His group laughed as they got to work.
Her first workshop was not without reinforcements – three of her friends, Zahira Rojo, Bailey Combs and Hanah Troxell, had signed up to attend. She was pleasantly surprised when sisters Gina and Shelly Cowley called Eufaula three hours ago to register for the event.
The two Cowley sisters said they were impressed with the museum and the village grounds.
“She’ll probably want to move here and work here,” Gina said of her sister, while laughing and recounting how Shelly had “gone through an Amish phase” where she couldn’t learn enough about this history.
Winegarden said she learned she would need more mixing bowls and maybe a chance to go through the recipes a bit more next time.
Her friends offered her “next time” advice and laughed at gathering over an old recipe, cooking, and helping out a friend.
Shelly and Gina said they would follow the museum’s website and hopefully attend other workshops in Enid and across the state, possibly bringing Gina’s grandchildren.

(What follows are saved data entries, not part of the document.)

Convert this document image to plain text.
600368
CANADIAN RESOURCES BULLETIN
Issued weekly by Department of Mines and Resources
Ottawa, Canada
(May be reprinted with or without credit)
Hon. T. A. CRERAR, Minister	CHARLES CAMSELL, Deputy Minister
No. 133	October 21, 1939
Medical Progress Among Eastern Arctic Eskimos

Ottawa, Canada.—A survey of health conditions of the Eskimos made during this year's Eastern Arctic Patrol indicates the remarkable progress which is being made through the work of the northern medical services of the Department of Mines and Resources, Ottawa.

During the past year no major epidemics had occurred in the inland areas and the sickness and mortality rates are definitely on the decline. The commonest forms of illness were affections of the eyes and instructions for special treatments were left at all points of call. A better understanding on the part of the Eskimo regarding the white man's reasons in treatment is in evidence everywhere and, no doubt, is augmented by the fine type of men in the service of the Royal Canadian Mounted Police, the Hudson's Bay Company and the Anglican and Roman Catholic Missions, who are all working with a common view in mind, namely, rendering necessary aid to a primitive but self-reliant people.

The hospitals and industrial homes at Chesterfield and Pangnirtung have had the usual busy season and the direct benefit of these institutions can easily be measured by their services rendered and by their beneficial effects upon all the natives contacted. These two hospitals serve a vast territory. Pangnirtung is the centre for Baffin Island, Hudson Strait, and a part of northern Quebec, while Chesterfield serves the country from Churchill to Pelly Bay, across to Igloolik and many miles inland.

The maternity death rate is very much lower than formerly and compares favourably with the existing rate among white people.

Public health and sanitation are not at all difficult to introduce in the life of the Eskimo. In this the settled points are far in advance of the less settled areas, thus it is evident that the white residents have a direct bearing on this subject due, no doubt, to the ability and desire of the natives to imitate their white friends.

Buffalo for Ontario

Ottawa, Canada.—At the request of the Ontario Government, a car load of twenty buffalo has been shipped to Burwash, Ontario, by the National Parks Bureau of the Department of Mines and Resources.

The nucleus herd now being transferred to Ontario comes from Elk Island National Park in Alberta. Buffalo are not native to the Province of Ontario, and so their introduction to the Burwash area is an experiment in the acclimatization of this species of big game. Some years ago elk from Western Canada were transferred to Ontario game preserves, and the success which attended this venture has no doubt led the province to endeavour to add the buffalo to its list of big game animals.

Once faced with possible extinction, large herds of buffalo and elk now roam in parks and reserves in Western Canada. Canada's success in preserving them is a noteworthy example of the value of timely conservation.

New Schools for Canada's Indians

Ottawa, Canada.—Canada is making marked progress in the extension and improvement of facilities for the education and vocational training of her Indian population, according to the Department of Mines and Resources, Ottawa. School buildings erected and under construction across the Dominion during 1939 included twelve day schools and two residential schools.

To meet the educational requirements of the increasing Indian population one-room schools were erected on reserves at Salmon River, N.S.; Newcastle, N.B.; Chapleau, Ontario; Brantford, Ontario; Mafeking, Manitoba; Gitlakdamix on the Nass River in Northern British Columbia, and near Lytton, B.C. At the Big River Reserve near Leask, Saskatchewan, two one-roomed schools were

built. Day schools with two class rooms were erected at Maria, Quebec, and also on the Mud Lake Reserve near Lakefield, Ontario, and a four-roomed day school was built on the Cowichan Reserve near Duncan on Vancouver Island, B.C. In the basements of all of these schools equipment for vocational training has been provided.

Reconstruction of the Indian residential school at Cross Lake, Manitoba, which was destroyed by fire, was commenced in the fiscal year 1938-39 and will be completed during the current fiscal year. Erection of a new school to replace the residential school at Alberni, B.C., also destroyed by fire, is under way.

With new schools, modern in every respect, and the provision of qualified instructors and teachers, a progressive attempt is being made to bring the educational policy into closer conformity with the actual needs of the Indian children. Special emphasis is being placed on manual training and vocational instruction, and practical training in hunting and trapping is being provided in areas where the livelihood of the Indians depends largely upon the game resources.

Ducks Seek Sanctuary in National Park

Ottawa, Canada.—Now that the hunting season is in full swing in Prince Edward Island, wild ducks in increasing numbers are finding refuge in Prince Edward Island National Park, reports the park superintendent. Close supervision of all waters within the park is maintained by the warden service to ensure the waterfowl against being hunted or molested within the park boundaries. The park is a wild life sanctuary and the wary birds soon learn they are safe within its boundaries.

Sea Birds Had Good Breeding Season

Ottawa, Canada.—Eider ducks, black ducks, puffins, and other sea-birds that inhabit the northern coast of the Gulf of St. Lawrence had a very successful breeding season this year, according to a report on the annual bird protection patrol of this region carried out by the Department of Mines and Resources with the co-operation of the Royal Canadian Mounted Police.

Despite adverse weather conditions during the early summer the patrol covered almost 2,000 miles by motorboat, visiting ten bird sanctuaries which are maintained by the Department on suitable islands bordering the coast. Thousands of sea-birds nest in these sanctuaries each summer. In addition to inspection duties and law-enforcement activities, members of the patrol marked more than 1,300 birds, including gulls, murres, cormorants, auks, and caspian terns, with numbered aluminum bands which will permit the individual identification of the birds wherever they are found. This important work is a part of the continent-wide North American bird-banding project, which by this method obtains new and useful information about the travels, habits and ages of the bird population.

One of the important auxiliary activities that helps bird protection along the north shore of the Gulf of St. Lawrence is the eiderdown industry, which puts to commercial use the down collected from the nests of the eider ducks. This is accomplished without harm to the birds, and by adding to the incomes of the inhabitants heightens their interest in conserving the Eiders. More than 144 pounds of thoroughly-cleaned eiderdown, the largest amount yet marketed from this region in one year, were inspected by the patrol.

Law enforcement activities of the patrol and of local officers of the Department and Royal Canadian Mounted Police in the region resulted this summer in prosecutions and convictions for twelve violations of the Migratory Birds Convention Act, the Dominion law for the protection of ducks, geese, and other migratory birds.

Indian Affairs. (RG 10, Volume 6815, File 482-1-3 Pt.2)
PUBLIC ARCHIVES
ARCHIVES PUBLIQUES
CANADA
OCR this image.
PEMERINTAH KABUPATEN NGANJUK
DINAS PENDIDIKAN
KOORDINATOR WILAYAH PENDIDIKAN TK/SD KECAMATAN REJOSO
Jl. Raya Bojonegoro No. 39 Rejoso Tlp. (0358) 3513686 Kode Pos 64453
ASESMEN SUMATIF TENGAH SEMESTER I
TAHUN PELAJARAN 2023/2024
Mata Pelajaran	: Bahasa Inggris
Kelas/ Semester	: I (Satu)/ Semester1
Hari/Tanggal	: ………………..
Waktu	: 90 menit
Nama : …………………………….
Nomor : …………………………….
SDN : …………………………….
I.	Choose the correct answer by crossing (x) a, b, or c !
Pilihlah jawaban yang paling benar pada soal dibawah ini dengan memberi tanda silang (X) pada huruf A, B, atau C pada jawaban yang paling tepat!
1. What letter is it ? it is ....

“Once you get older…I have grandkids now, and I want them to learn things,” Gina said. “Our great-grandparents were alive when we were born, so we saw… We were lucky enough to hear stories about it and see all the utensils.”
Easy Cornbread Recipe
(from the cookbook Full Dinner Pail, 1901)
½ cup of flour
¼ cup of cornmeal
2 tablespoons of sugar
¼ teaspoon of salt
1 teaspoon baking powder
1 cup milk (butter or curd)
1 tablespoon of butter
Sift the dry ingredients (flour, cornmeal, sugar, salt and baking powder) then add the egg and milk and mix then add the butter. Put the dough in a 6 inch pan and bake at 400 degrees for 20 minutes.